The block of purple at the bottom of the room is solid and simply defined. Consequently, I felt a little uneasy about just painting the ceiling in another flat block of orange. Although effective in visually lowering the ceiling, it would have seemed a bit obvious and rather ungainly. The solution we found was to treat it in a decorative way, but it was important that the result shouldn’t look fussy and spoil the room’s strengths and the effect of the advancing colour. As a result, we went for a very graphic treatment, choosing a hanging tassel design that brought the orange down the walls and therefore lowered the ceiling even further, while implying a sort of decorative, exotic tent (a very 1920s or 1930s image). To keep it simple, the tassels were only painted in silhouette and given a very crisp edge by freehand painting after the stencilling. As a result, it was impossible to tell that the design had ever been stencilled at all.
- Offer a piece of paper up to the area in which your sign will appear on the wall and roughly sketch out proportions. Finish the design the table.
- Cut out the shape with scissors to make a template. Remember to cut or mark the points where the design repeats or makes contact with features in the room, such as the ceiling.
- Carefully draw around the template to transfer the design onto a sheet of stencil card. Alternatively, you may prefer just to stick down the design before the next stage.
- Using the scalpel or craft knife, cut out the stencil (use scissors for large areas).
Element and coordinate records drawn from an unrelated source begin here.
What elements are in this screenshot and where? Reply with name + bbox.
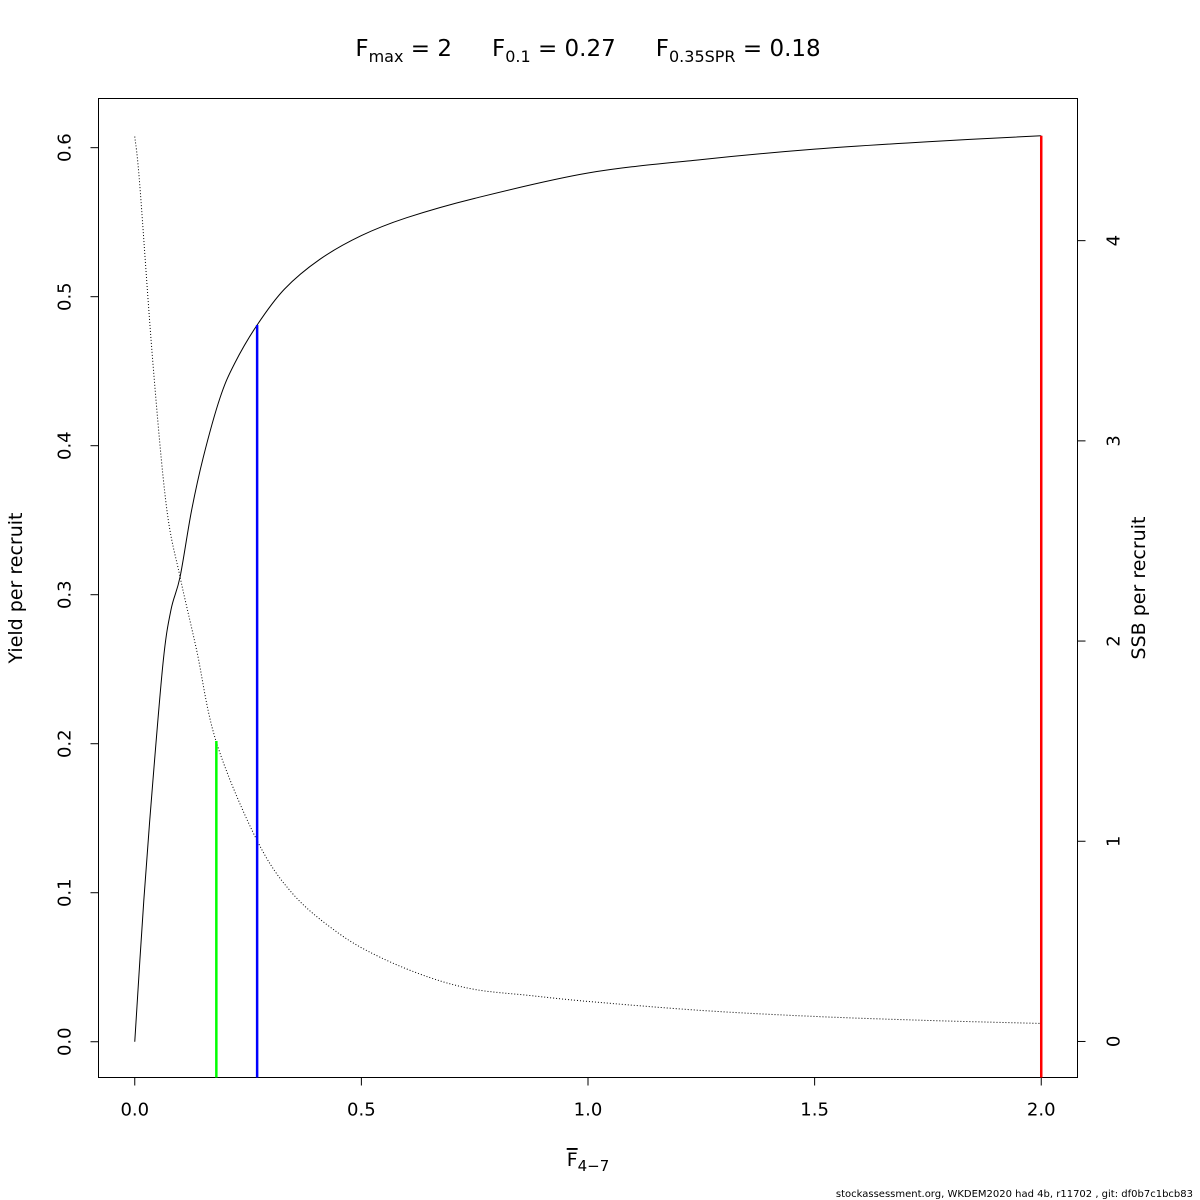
title-f01-value: = 0.27 — [531, 36, 616, 62]
title-fmax-value: = 2 — [403, 36, 452, 62]
x-label-sub: 4−7 — [578, 1157, 610, 1175]
y2-tick-label: 1 — [1104, 836, 1125, 847]
y2-tick-label: 2 — [1104, 635, 1125, 646]
y-tick-label: 0.0 — [55, 1027, 76, 1056]
title-fspr-sub: 0.35SPR — [669, 47, 736, 66]
y2-tick-label: 0 — [1104, 1036, 1125, 1047]
y-tick-label: 0.4 — [55, 431, 76, 460]
title-fspr-value: = 0.18 — [736, 36, 821, 62]
footer-text: stockassessment.org, WKDEM2020 had 4b, r… — [836, 1189, 1193, 1200]
x-label-base: F — [567, 1149, 578, 1171]
x-tick-label: 2.0 — [1027, 1100, 1056, 1121]
title-fmax-sub: max — [369, 47, 404, 66]
x-tick-label: 0.5 — [347, 1100, 376, 1121]
plot-frame — [98, 98, 1078, 1078]
y2-axis-label: SSB per recruit — [1128, 517, 1150, 660]
title-f01-sub: 0.1 — [505, 47, 530, 66]
y-tick-label: 0.3 — [55, 580, 76, 609]
x-tick-label: 1.5 — [800, 1100, 829, 1121]
y-tick-label: 0.1 — [55, 878, 76, 907]
x-axis-label: F4−7 — [567, 1149, 610, 1175]
ssb-per-recruit-line — [134, 136, 1042, 1024]
title-fspr-base: F — [656, 36, 669, 62]
y-tick-label: 0.5 — [55, 282, 76, 311]
y2-tick-label: 4 — [1104, 235, 1125, 246]
y2-tick-label: 3 — [1104, 435, 1125, 446]
x-tick-label: 1.0 — [574, 1100, 603, 1121]
yield-per-recruit-line — [134, 135, 1042, 1042]
x-tick-label: 0.0 — [120, 1100, 149, 1121]
chart-title: Fmax = 2 F0.1 = 0.27 F0.35SPR = 0.18 — [355, 36, 820, 66]
y-axis-label: Yield per recruit — [5, 513, 27, 665]
title-fmax-base: F — [355, 36, 368, 62]
title-f01-base: F — [492, 36, 505, 62]
y-tick-label: 0.2 — [55, 729, 76, 758]
y-tick-label: 0.6 — [55, 133, 76, 162]
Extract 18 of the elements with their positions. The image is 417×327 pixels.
Put a cutting mat underneath and work slowly rather than applying strong pressure.
- Using the stencil brush (if you have one I always use a stiff decorating brush) stipple on the colour. You need to put very little paint on the brush. Remove the stencil.
- When dry, outline the design carefully with a fine artist’s brush. Although it needs care, you can complete this step remarkably quickly, and the result is excellent.
You will need: Paper, Pencil, Scissors, Sharp scalpel, Cutting mat, Craft Stencil card, A stencil brush or stiff short-5 brush for stencilling, Paint, Artist’s sable brush for outlining
Tip: To make your own stencil card, coat a sheet of thin card on both sides with boiled linseed oil and allow to dry for a few days. This will make it both waterproof and much tougher.